Culture, patrimoine et diversité


Résolution no 3 sur la participation du public au processus d’aménagement

Les ministres,

1. Tenant à réaffirmer l’opinion qu’ils ont déjà exprimée lors de leur deuxième conférence, tenue à La Grande-Motte, sur le caractère démocratique qu’il convenait de donner à l’aménagement du territoire;

2. Soulignant qu’il est nécessaire d’associer davantage la population à la formulation et à la mise en œuvre des politiques d’urbanisme et d’aménagement du territoire et qu’il importe donc d’améliorer les procédures et les techniques de participation;

3. Convaincus qu’une participation de la population intéressée est un élément indispensable à toute démocratisation véritable;

4. Estimant que les pouvoirs publics nationaux, régionaux et locaux, notamment leurs représentants élus ainsi que les services publics, sont tenus de consulter et d’informer la population vis-à-vis de laquelle leur responsabilité est engagée, estiment indispensable

A. de rendre publics les projets et décisions, pour que ceux-ci soient connus, discutés et appréciés par la population

Dans la recherche d’une association plus étroite de la population aux décisions concernant son environnement, les pouvoirs publics devraient avant tout consulter les citoyens habitant la zone visée par un projet et devraient assurer que ces projets soient discutés ouvertement.

En outre, le processus de planification et de prise de décision devrait comporter des voies de recours appropriées.
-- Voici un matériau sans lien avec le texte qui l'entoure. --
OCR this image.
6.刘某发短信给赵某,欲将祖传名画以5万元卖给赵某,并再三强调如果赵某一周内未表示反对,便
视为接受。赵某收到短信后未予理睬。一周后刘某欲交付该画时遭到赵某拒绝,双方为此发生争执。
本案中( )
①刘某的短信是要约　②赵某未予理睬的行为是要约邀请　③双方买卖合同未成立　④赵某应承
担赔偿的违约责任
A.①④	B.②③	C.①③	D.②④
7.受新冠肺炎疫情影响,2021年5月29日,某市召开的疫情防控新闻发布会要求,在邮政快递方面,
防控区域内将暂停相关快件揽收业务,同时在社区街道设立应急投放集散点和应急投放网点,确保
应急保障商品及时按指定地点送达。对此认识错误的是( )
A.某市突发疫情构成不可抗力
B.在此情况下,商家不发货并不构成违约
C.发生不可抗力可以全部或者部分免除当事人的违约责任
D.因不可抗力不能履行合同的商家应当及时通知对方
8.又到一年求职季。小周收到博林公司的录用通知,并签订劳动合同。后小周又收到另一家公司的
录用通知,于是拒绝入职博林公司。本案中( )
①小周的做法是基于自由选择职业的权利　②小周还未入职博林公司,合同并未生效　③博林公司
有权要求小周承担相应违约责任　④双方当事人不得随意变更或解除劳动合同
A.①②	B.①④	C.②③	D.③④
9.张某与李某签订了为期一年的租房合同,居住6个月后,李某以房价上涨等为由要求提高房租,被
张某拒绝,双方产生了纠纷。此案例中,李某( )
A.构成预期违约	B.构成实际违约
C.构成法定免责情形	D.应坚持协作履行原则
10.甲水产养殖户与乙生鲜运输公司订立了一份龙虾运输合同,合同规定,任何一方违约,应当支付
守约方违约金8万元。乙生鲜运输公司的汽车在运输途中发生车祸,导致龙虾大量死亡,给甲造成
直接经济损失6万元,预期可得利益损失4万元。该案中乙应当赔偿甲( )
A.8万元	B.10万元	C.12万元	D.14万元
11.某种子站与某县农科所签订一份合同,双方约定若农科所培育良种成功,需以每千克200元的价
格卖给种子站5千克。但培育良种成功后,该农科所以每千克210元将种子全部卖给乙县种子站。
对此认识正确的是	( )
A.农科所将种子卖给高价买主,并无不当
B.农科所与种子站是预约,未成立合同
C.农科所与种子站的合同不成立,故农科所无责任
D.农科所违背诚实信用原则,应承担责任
B. d’améliorer les méthodes et les techniques d’information et de consultation des groupes concernés

Une véritable participation suppose une présentation des plans ou projets de manière à ce que le public puisse porter un jugement sur leurs mérites et notamment sur les éléments qui les composent et leur articulation pour cela, il convient de recourir davantage aux expositions et aux réunions publiques. De même, le développement de bureaux de renseignements et de centres d’information urbanistiques mis à la disposition des citoyens serait souhaitable.

L’information doit être orientée à l’intention de tous les groupements de citoyens (par exemple des organisations politiques, des syndicats, des éducateurs, des associations de locataires ou de résidents et des sociétés de protection de l’environnement) et, le cas échéant, acheminée directement ou indirectement par leur intermédiaire.
C. que soient mieux compris, encouragés et acceptés les points de vue des citoyens en matière d’aménagement

Les pouvoirs publics devront encourager de plus en plus le public à exprimer son avis et tenir compte de celui-ci dans la formulation et la mise en œuvre des plans d’aménagement. Les avis du public sur un projet déterminé peuvent non seulement critiquer tel ou tel point, mais même mettre en cause toute la politique qui est à la base du projet et aboutir à d’autres formules qui méritent la même attention que les propositions initiales.

Dans ce contexte, il convient de reconnaître le rôle que jouent les groupes formés spontanément en vue de présenter les requêtes d’une communauté. Pour un projet de rénovation urbaine, les pouvoirs locaux devraient consulter préalablement la population concernée, pour justifier le projet, et la tenir au courant de son état d’avancement; des consultations analogues s’imposent lorsqu’il s’agit de propositions concernant des zones bâties, des projets de construction de logements et des programmes de rénovation impliquant le déplacement d’habitants.